Viele Zuschauer fragten sich, was die Drehbuchautoren John Mankiewicz und Beau Willimon wohl anstellen würden, um sein Verschwinden zu erklären. Immerhin war er fünf Staffeln lang der Star der Serie. In dem Trailer, den Netflix Anfang September veröffentlichte, wurde das Geheimnis bereits gelüftet: Underwood muss sterben – allerdings nicht vor der Kamera. Im Trailer war aber bereits der Stein auf dem etwas trostlos wirkenden Grab zu sehen, in dem er beerdigt wurde. Die Inschrift lautet: «Francis J. Underwood 1959 – 2017 46th President of the United States of America». Tatsächlich ist Underwood ermordet worden.

In der neuen Staffel steht nun also Robin Wright (52) im Mittelpunkt, die auch zuvor schon neben Spacey die wichtigste Rolle in der Serie hatte. «Zeit, Francis ein für allemal zu begraben», kündigt Claire an. Aber die politischen Intrigen sind damit nicht vorbei. Claire muss sich mit dem Geschwisterpaar Annette (Diane Lane) und Bill Shepherd (Greg Kinnear) rumschlagen, das zu einer reichen Washingtoner Strippenzieher-Familie gehört – und nicht nur mit ihnen: Annettes ehrgeiziger Sohn Duncan (Cody Fern) sieht sich selbst auf dem Weg an die politische Spitze und würde gerne mehr Macht und Einfluss bekommen. Stoff für viele weitere böse politische Winkelzüge.

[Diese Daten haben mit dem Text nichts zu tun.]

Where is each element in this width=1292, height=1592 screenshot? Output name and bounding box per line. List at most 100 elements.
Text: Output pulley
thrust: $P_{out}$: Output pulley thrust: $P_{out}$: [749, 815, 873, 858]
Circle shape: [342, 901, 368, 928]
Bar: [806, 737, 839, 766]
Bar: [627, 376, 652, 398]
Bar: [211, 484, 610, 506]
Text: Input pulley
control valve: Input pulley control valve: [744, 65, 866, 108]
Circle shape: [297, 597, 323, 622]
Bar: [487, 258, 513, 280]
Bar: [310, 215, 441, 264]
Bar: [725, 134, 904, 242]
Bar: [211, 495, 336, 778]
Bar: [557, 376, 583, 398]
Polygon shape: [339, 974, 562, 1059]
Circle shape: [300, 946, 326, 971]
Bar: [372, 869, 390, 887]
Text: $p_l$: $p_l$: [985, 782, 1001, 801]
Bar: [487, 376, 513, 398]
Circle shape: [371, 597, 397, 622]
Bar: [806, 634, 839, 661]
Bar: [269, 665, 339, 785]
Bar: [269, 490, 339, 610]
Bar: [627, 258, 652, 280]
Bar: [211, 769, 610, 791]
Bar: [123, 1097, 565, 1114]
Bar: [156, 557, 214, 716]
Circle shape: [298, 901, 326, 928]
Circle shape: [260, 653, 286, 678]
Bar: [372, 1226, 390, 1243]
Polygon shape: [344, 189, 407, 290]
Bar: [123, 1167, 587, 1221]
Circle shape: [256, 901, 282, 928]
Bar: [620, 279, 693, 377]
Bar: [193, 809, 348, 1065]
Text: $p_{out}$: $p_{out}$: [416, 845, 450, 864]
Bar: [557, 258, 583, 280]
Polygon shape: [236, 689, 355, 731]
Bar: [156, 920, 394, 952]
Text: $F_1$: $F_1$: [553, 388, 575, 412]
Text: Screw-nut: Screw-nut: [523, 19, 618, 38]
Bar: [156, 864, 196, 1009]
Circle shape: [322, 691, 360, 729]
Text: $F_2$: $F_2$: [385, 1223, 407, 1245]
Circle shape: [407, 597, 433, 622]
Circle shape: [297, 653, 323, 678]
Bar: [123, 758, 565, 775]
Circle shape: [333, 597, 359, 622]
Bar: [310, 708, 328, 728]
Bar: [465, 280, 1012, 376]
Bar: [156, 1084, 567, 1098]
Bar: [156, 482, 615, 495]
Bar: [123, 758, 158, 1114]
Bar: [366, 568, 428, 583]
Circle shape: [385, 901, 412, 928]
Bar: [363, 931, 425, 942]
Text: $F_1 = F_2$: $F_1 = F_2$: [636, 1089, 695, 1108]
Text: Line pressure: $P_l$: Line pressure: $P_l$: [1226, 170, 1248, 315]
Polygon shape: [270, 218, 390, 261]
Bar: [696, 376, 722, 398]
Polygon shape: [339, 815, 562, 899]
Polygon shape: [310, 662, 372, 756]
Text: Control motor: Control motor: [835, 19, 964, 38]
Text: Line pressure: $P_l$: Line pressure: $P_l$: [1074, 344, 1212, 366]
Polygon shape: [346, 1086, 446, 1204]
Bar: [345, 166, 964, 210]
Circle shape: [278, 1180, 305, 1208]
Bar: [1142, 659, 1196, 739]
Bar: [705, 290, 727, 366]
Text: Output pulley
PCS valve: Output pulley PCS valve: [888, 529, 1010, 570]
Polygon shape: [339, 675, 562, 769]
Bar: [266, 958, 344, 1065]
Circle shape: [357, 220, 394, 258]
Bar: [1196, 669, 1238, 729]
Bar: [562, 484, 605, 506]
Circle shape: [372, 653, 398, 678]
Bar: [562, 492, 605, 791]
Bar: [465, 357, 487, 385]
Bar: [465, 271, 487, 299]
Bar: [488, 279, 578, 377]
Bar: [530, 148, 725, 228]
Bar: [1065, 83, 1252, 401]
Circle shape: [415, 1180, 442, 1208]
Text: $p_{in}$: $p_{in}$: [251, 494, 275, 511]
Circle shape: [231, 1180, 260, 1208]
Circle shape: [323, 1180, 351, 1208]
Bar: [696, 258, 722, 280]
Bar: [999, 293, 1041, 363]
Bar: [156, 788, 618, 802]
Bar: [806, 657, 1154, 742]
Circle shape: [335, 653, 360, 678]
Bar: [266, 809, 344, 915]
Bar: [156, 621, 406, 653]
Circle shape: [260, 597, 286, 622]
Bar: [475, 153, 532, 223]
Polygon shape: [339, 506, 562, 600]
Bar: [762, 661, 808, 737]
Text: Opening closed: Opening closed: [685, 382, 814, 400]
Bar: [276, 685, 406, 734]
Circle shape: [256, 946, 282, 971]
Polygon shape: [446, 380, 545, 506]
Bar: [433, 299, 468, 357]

In Deutschland ist die letzte Staffel allerdings nicht bei Netflix zu sehen, sondern bei Sky. Am Freitag sollen voraussichtlich ab mittags alle acht Episoden auf Sky Ticket, Sky Go und auf Abruf verfügbar sein, wahlweise auf Deutsch oder im Original. Außerdem sind die Folgen freitags im Doppelpack ab 22 Uhr bei Sky Atlantic HD zu sehen. Danach sind die Underwoods dann Geschichte.